Germany: Kaiser’s Descendant Loses Bid for Return of Castle

Germany: Kaiser’s Descendant Loses Bid for Return of Castle
Rheinfels Castle in St. Goar, Germany, on May 19, 2019. (Thomas Frey/dpa via AP)

BERLIN—A descendant of the last German kaiser on June 25 lost a court bid for the return of a castle overlooking the Rhine valley, part of which has been turned into a hotel.

The largely ruined Rheinfels Castle, which is set high above the most picturesque stretch of the Rhine and was once a property of the Hohenzollern family, has been owned by the town of St. Goar since 1924. A condition set at the time was that the town not sell the castle, failing which the Prussian crown estate administration reserved the right to revoke St. Goar’s ownership.

Prince Georg Friedrich of Prussia, the great-great-grandson of Kaiser Wilhelm II and the current head of the Hohenzollern family, argued that a 1998 agreement under which St. Goar granted the hotel next to the ruins a 99-year leasehold amounted to a sale. But the Koblenz state court rejected his case for the site’s return.

The castle was part of the family property seized by authorities in November 1918, when the German monarchy ended with Wilhelm’s abdication shortly before the end of World War I, and put under a crown estate administration set up by the Prussian finance ministry. That administration then transferred the site’s ownership to St. Goar.

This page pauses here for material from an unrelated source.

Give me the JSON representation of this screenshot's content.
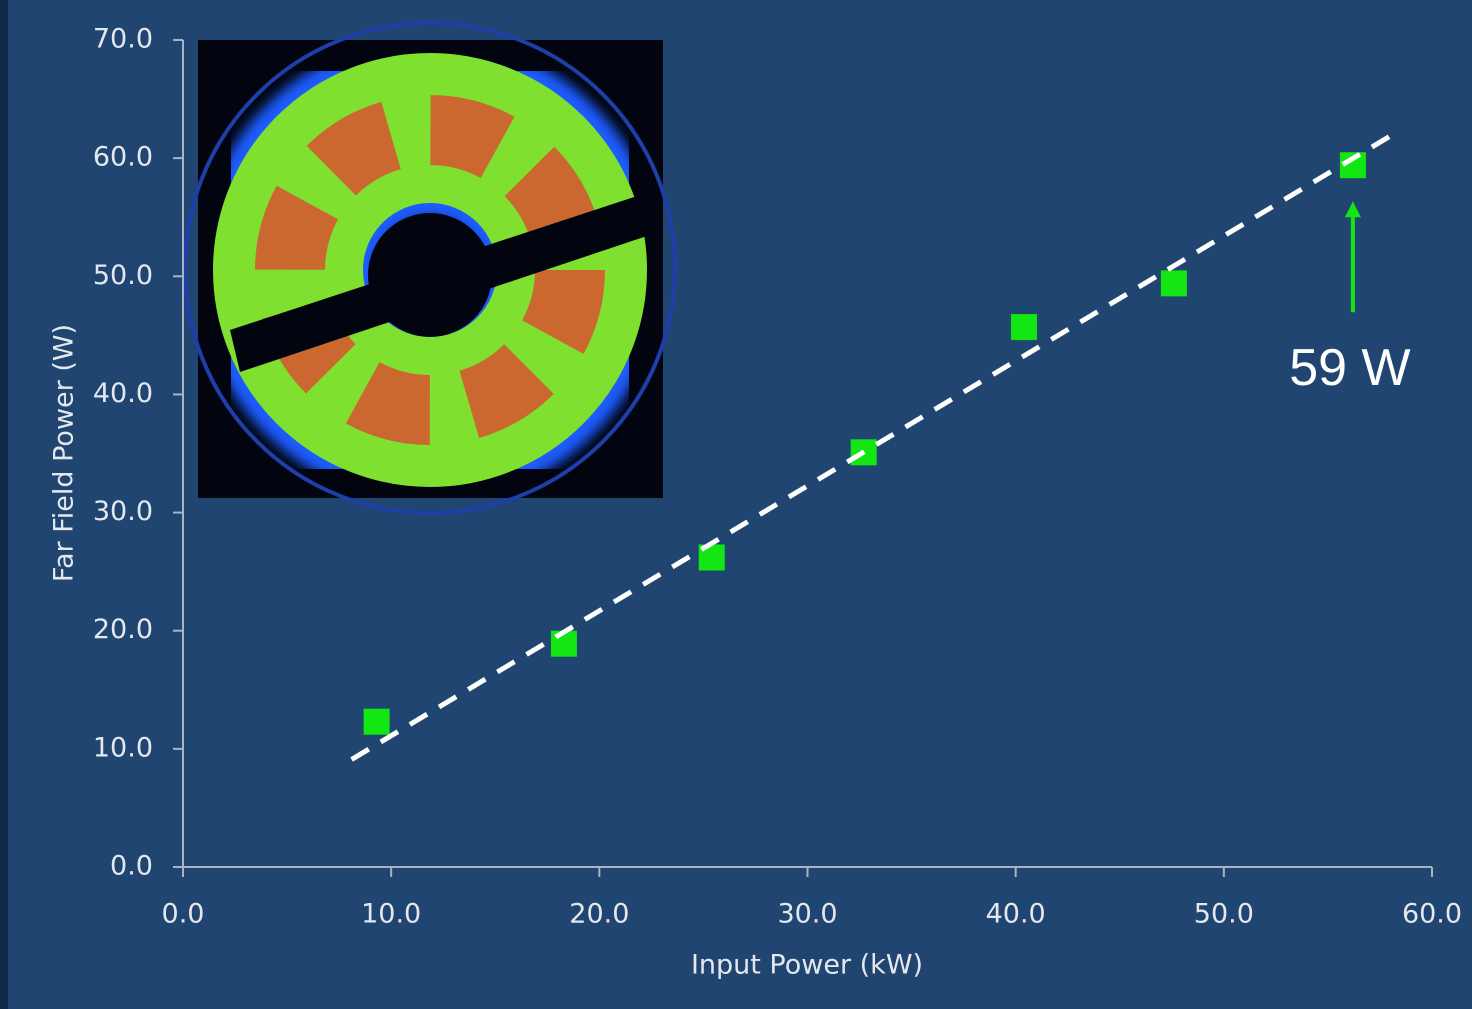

The court found that the castle was transferred to the administration not as the Hohenzollerns’ private property but as a “special asset” of the royal family. That would mean that only the crown estate administration, and not the kaiser or his descendants, could claim back the castle if the conditions of ownership had been breached.

The administration, dissolved in 1927, was a sub-authority of the Prussian finance ministry. The ministry’s powers later went to post-World War II Germany’s states—in this case Rhineland-Palatinate, where Rheinfels is located.